Тьма и свет сошлись в памяти силенциария. Теперь перед ним въяве стоял тот, о ком во дворце было накоплено очень много самых разных сведений, и кто именно по избытку этих сведений сам, во плоти и крови, никоим образом не мог оказаться во дворце.
Первая и самая давняя весть, принесенная во дворец василевсу Филиппом Феором, гласила, что этого человека захватили на левом берегу Данапра сурожские угры и то ли продали в рабство хазарам, то ли принесли в жертву своим идолам.
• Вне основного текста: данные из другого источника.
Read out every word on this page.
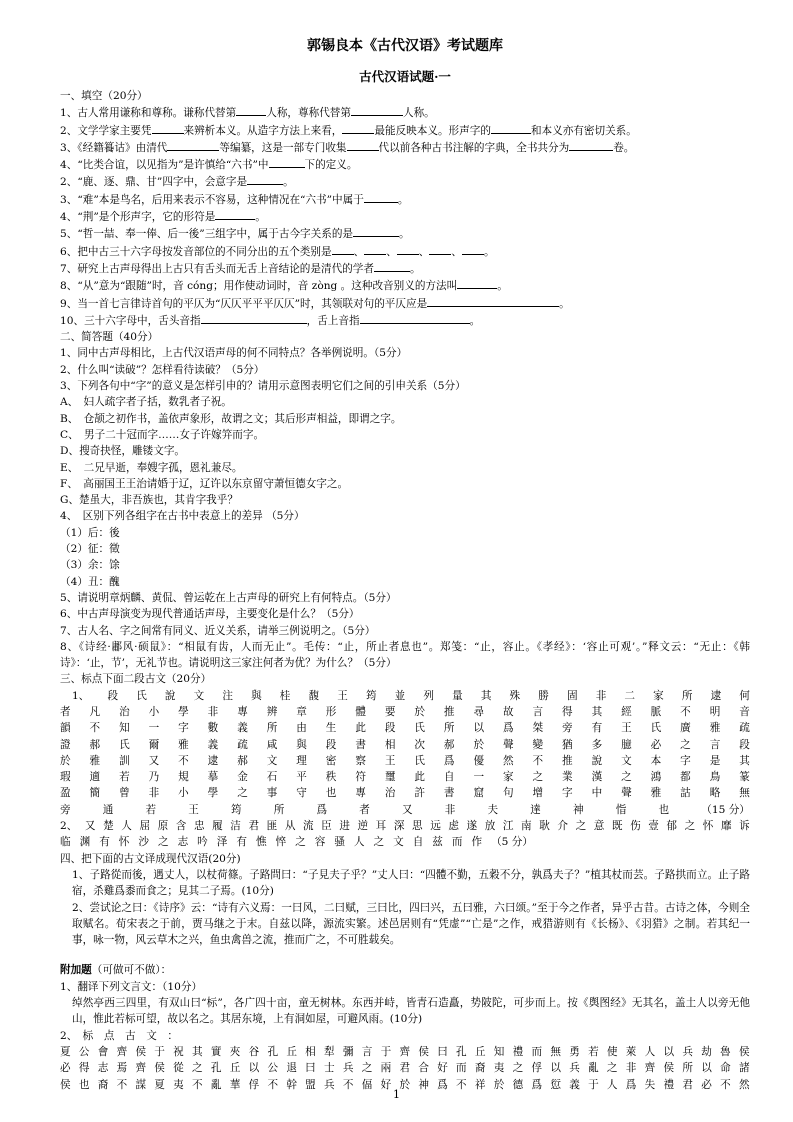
郭锡良本《古代汉语》考试题库
古代汉语试题·一
一、填空（20分）
1、古人常用谦称和尊称。谦称代替第	人称，尊称代替第	人称。
2、文学学家主要凭	来辨析本义。从造字方法上来看，	最能反映本义。形声字的	和本义亦有密切关系。
3、《经籍籑诂》由清代	等编纂，这是一部专门收集	代以前各种古书注解的字典，全书共分为	卷。
4、“比类合谊，以见指为”是许慎给“六书”中	下的定义。
2、“鹿、逐、鼎、甘”四字中，会意字是	。
3、“难”本是鸟名，后用来表示不容易，这种情况在“六书”中属于	。
4、“荆”是个形声字，它的形符是	。
5、“哲一喆、奉一俸、后一後”三组字中，属于古今字关系的是	。
6、把中古三十六字母按发音部位的不同分出的五个类别是 、 、 、 、 。
7、研究上古声母得出上古只有舌头而无舌上音结论的是清代的学者	。
8、“从”意为“跟随”时，音 cóng；用作使动词时，音 zòng 。这种改音别义的方法叫	。
9、当一首七言律诗首句的平仄为“仄仄平平平仄仄”时，其领联对句的平仄应是	。
10、三十六字母中，舌头音指	，舌上音指	。
二、简答题（40分）
1、同中古声母相比，上古代汉语声母的何不同特点？各举例说明。（5分）
2、什么叫“读破”？怎样看待读破？（5分）
3、下列各句中“字”的意义是怎样引申的？请用示意图表明它们之间的引申关系（5分）
A、　妇人疏字者子括，数乳者子祝。
B、　仓颉之初作书，盖依声象形，故谓之文；其后形声相益，即谓之字。
C、　男子二十冠而字……女子许嫁笄而字。
D、搜奇抉怪，雕镂文字。
E、　二兄早逝，奉嫂字孤，恩礼兼尽。
F、　高丽国王王治请婚于辽，辽许以东京留守萧恒德女字之。
G、楚虽大，非吾族也，其肯字我乎？
4、　区别下列各组字在古书中表意上的差异 （5分）
（1）后：後
（2）征：徵
（3）余：馀
（4）丑：醜
5、请说明章炳麟、黄侃、曾运乾在上古声母的研究上有何特点。（5分）
6、中古声母演变为现代普通话声母，主要变化是什么？（5分）
7、古人名、字之间常有同义、近义关系，请举三例说明之。（5分）
8、《诗经·鄘风·硕鼠》：“相鼠有齿，人而无止”。毛传：“止，所止者息也”。郑笺：“止，容止。《孝经》：‘容止可观’。”释文云：“无止：《韩诗》：‘止，节’，无礼节也。请说明这三家注何者为优？为什么？（5分）
三、标点下面二段古文（20分）
1、 段 氏 說 文 注 與 桂 馥 王 筠 並 列 量 其 殊 勝 固 非 二 家 所 逮 何
者 凡 治 小 學 非 專 辨 章 形 體 要 於 推 尋 故 言 得 其 經 脈 不 明 音
韻 不 知 一 字 數 義 所 由 生 此 段 氏 所 以 爲 桀 旁 有 王 氏 廣 雅 疏
證 郝 氏 爾 雅 義 疏 咸 與 段 書 相 次 郝 於 聲 變 猶 多 臆 必 之 言 段
於 雅 訓 又 不 逮 郝 文 理 密 察 王 氏 爲 優 然 不 推 說 文 本 字 是 其
瑕 適 若 乃 規 摹 金 石 平 秩 符 璽 此 自 一 家 之 業 漢 之 鴻 都 鳥 篆
盈 簡 曾 非 小 學 之 事 守 也 專 治 許 書 窟 句 增 字 中 聲 雅 詁 略 無
旁	通	若	王	筠	所	爲	者	又	非	夫	達	神	恉	也	（15 分）
2、 又 楚 人 屈 原 含 忠 履 洁 君 匪 从 流 臣 进 逆 耳 深 思 远 虑 遂 放 江 南 耿 介 之 意 既 伤 壹 郁 之 怀 靡 诉
临 渊 有 怀 沙 之 志 吟 泽 有 憔 悴 之 容 骚 人 之 文 自 兹 而 作 （5 分）
四、把下面的古文译成现代汉语(20分)
1、子路從而後，遇丈人，以杖荷篠。子路問曰：“子見夫子乎？”丈人曰：“四體不勤，五穀不分，孰爲夫子？”植其杖而芸。子路拱而立。止子路宿，杀雞爲黍而食之；見其二子焉。(10分)
2、尝试论之曰：《诗序》云：“诗有六义焉：一曰风，二曰赋，三曰比，四曰兴，五曰雅，六曰颂。”至于今之作者，异乎古昔。古诗之体，今则全取赋名。荀宋表之于前，贾马继之于末。自兹以降，源流实繁。述邑居则有“凭虚”“亡是”之作，戒猎游则有《长杨》、《羽猎》之制。若其纪一事，咏一物，风云草木之兴，鱼虫禽兽之流，推而广之，不可胜载矣。
附加题（可做可不做）：
1、翻译下列文言文：（10分）
绰然亭西三四里，有双山曰“标”，各广四十亩，童无树林。东西并峙，皆青石造矗，势陂陀，可步而上。按《舆图经》无其名，盖土人以旁无他山，惟此若标可望，故以名之。其居东境，上有洞如屋，可避风雨。(10分)
2、　标　点　古　文　：
夏 公 會 齊 侯 于 祝 其 實 夾 谷 孔 丘 相 犁 彌 言 于 齊 侯 曰 孔 丘 知 禮 而 無 勇 若 使 萊 人 以 兵 劫 魯 侯
必 得 志 焉 齊 侯 從 之 孔 丘 以 公 退 曰 士 兵 之 兩 君 合 好 而 裔 夷 之 俘 以 兵 亂 之 非 齊 侯 所 以 命 諸
侯 也 裔 不 謀 夏 夷 不 亂 華 俘 不 幹 盟 兵 不 偪 好 於 神 爲 不 祥 於 德 爲 愆 義 于 人 爲 失 禮 君 必 不 然
1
По более поздним сведениям, этого человека, когда он вернулся домой, не признали за своего сородичи, славяне-северцы [13] , и убили осиновым копьем без наконечника, как всегда поступают с переметным покойником, способным внезапно появляться под разными личинами.
13
Северцы (греч. ) — славянское племя, проживавшее в VII веке на землях к югу от нижнего Дуная. Северцы переселились на Дунай в начале VII века, после поражения византийского императора Маврикия от славян в 602 году. До этого здесь уже проживали славяне, поселившиеся на Балканах в V-VI веках. Название племени может указывать на связь с восточнославянским племенем Северян.
Сведения тянулись из дальних земель, не иссякая, вплоть до самых последних дней. Ныне тому, кого ясно видел силенциарий на самых верхах царского дворца, полагалось бродить оборотнем-волкодлаком в глухих северных лесах, пугая всякие варварские племена.
Так или иначе этому человеку н е п о л а г а л о с ь быть живым.
– - Филипп, ты бледен, как мертвец,-- между тем, изрек он с улыбкой, какая бывает только у самых живых.
Давно похолодевший силенциарий нашел в себе силы еще раз перекреститься и, пошевелив губами, немо произнес имя...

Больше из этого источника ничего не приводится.